I'm not sure this is a good idea to begin with, refcount
is right next to state spinlock which is taken for both tx and rx ops,
plus this complicates debugging quite a bit.

Also expect UAF or refcount bugs, especially xfrm_states that won't get free'd.
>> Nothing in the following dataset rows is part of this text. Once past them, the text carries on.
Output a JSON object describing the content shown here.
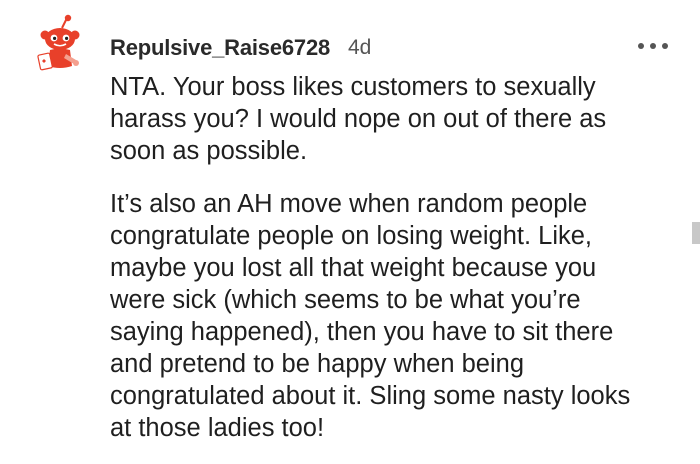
{
  "comment": {
    "username": "Repulsive_Raise6728",
    "age": "4d",
    "more_icon": "more-horizontal-icon",
    "avatar_icon": "snoo-avatar-icon",
    "paragraphs": [
      {
        "lines": [
          "NTA. Your boss likes customers to sexually",
          "harass you? I would nope on out of there as",
          "soon as possible."
        ]
      },
      {
        "lines": [
          "It’s also an AH move when random people",
          "congratulate people on losing weight. Like,",
          "maybe you lost all that weight because you",
          "were sick (which seems to be what you’re",
          "saying happened), then you have to sit there",
          "and pretend to be happy when being",
          "congratulated about it. Sling some nasty looks",
          "at those ladies too!"
        ]
      }
    ]
  },
  "colors": {
    "avatar_red": "#e8402a",
    "text": "#1f1f1f",
    "meta": "#555555"
  }
}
In case someone wants to experiment with this, I've placed it here:
https://git.breakpoint.cc/cgit/fw/net-next.git/log/?h=xfrm_pcpu_gc_04

Summary of old/new locking model:

Old locking rules:
 From control plane:
   - new states get refcount of 1
   - calls xfrm_state_put() when done
   - calls xfrm_state_hold() to make sure
     state won't go away

 From data plane:
  - calls xfrm_state_hold_rcu, which will tell when
    refcount is already 0 (i.e, state is being destroyed)
  - calls xfrm_state_put when done

 From gc worker:
  - steals current gc list head
  - call synchronize_rcu
  - can free all entries in the list after this

Last xfrm_state_put will observe refcount transition to 0,
this will place xfrm_state on gc list, where its picked
up (and free'd) by xfrm state gc worker.

New locking rules:
 From control plane:
   - (NEW) must *explicitly* call xfrm_state_delete()
     when state should be removed
   - otherwise same as above
 From data plane:
   - calls xfrm_state_hold() to get ref,
     xfrm_state_put when done
 From gc worker:
  - steals current gc list head
  - call synchronize_rcu
  - entries on list MAY STILL BE IN USE, so
    * must check refcount for each (expensive, as it
      summing pcpu refcounts for each state)
    * needs to place entries that it can't free yet
      back on gc list and resched itself

XXX:
- survives minimal testing (netns + veth + esp tunnel mode)
- refcount for newly allocated states should probably be
  changed to 0, and only do 0 -> 1 increment right before
  state is published (added to state hashes).
- probably misses several error handling spots that now would
  have to call xfrm_state_delete() rather than xfrm_state_put().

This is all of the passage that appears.